Если бы я не уезжал надолго с Альбертиной, мой дух скитался бы еще дольше. Чтобы не вкушать всеми чувствами нынешнее утро, я наслаждался в воображении всеми похожими, минувшими или возможными, точнее — определенным типом утра, а все утра такого рода — явления перемежающиеся, и я их тотчас же узнавал; свежий воздух переворачивал страницы так, как ему хотелось, и передо мной были все указания, которым я мог следовать, лежа в кровати, — евангелие дня. Это идеальное утро насыщало мое сознание непрерывной реальностью, так же, как в другие, похожие утра, и полнило весельем, на которое не действовала моя слабость; хорошее настроение зависит у нас в гораздо меньшей степени от нашего самочувствия, чем от нерастраченного излишка сил, мы можем добиться использования наших сил, наращивая их или ограничивая нашу деятельность. Жизненную силу, которая переливалась во мне через край, я удерживал, лежа в кровати, я содрогался, я подскакивал внутри себя, подобно машине, которой не дают стронуться с моста и она крутится вокруг себя.
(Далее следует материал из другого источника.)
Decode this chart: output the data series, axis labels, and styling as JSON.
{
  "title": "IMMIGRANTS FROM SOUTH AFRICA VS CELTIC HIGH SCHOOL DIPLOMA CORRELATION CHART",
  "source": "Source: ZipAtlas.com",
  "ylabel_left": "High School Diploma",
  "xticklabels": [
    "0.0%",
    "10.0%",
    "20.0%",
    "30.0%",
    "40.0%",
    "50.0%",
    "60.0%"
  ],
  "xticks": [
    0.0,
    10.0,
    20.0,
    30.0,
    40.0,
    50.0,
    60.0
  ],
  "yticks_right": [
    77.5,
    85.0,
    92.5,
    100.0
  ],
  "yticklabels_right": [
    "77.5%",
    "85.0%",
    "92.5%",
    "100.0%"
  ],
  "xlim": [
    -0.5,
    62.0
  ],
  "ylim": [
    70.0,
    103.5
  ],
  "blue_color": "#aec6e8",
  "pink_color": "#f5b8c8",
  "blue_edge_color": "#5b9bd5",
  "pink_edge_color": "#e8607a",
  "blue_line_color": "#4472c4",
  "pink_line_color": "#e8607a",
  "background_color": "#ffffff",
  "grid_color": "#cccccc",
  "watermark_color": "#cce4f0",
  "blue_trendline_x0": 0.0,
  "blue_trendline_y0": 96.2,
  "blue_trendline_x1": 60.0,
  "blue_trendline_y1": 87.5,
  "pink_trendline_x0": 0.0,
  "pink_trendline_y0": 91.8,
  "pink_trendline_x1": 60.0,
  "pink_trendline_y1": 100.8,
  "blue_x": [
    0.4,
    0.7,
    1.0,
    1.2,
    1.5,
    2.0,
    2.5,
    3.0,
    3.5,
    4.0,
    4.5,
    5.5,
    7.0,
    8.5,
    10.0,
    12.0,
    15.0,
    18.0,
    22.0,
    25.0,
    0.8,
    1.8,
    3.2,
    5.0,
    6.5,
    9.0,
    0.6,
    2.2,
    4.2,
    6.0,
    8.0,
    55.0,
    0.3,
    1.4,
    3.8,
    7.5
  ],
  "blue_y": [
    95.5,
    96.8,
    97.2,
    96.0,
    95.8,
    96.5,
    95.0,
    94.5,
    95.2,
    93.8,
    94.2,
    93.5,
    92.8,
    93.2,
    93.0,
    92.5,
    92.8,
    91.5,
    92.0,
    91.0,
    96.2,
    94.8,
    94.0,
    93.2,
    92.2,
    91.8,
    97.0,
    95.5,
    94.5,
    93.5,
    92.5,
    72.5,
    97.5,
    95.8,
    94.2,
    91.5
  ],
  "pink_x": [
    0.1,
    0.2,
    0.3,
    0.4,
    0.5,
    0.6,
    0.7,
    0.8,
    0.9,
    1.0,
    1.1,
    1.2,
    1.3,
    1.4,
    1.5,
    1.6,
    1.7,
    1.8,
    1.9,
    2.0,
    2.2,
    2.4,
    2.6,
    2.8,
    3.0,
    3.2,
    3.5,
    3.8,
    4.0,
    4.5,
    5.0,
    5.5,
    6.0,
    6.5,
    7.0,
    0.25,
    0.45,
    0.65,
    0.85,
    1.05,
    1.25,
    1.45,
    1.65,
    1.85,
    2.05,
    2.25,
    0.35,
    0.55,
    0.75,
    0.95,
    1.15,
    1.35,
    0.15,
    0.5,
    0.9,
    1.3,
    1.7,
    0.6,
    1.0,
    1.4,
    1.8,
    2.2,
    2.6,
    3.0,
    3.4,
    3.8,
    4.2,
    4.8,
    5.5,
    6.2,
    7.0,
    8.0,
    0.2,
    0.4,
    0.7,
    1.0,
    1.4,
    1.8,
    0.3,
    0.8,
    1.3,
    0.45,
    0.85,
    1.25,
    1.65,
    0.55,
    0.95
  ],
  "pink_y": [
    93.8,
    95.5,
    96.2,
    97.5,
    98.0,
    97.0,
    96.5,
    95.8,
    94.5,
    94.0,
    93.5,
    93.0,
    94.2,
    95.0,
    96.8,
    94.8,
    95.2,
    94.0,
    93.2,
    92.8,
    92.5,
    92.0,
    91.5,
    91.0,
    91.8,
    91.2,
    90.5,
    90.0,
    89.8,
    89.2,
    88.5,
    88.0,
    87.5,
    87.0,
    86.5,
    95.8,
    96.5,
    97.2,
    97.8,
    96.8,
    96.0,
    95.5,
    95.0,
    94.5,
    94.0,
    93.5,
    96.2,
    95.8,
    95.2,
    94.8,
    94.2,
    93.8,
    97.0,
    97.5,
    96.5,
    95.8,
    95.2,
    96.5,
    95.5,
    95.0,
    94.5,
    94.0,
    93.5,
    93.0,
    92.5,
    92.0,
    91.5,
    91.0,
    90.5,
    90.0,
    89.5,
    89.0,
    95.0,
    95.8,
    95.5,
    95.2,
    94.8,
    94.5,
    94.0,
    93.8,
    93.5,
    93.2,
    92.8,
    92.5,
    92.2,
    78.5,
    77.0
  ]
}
Франсуаза входила подтопить и бросала несколько веточек, запах которых, забытый за лето, описывал вокруг камина магический круг, в котором я видел, как я читаю то в Комбре, то в Донсьере, и радовался, что я у себя в комнате в Париже, так, как если бы вышел на прогулку по направлению к Мезеглизу37 или встретил Сен-Лу и его друзей на полевых занятиях. Обычно радость вновь погрузиться в воспоминания, которые для людей сберегла память, сильнее у тех, которых жестокость физической боли и постоянная надежда на выздоровление не пускают искать в жизни картины, похожие на эти воспоминания, а вместе с тем вселяют в них уверенность, что они, испытывая страстное желание, чувство голода, очутятся напротив этих картин и воспримут это не только как воспоминания, не только как картины. И хотя и те и другие были обречены на то, чтобы навеки остаться для меня всего лишь картинами и воспоминаниями, а я был обречен при мысли о них только вновь увидеть их, внезапно они превращали меня, меня всего, с помощью тождественного ощущения, в видевшего их ребенка, юношу. За это время снаружи не произошло перемены погоды, в комнате пахло все так же, а во мне произошла разница в возрасте, замещение одной личности другою. Запах веток в холодном воздухе — это был как бы отрывок прошлого, незримый припай, оторвавшийся от минувшей зимы и двигавшийся по моей комнате, часто рассекаемый запахом, светом, как в былые годы, куда я вновь погружался, охваченный, еще до того как я их опознавал, ликованием надежд, давным-давно мне изменивших. Солнце достигало моей кровати, проходило через прозрачные перегородки моего похудевшего тела, нагревало меня, и я становился горячим, как стекло. Подобно выздоравливающему, но изголодавшемуся больному, мысленно питающемуся всеми блюдами, которых ему еще не дают, я задавал себе вопрос: жениться мне на Альбертине или нет, не исковеркаю ли я себе жизнь, не слишком ли тяжкое взваливаю я на себя бремя, посвящая жизнь другому человеку, заставляя себя жить в отсутствие самого себя из-за того, что все время около меня будет другой человек, и лишая себя навсегда радостей одиночества.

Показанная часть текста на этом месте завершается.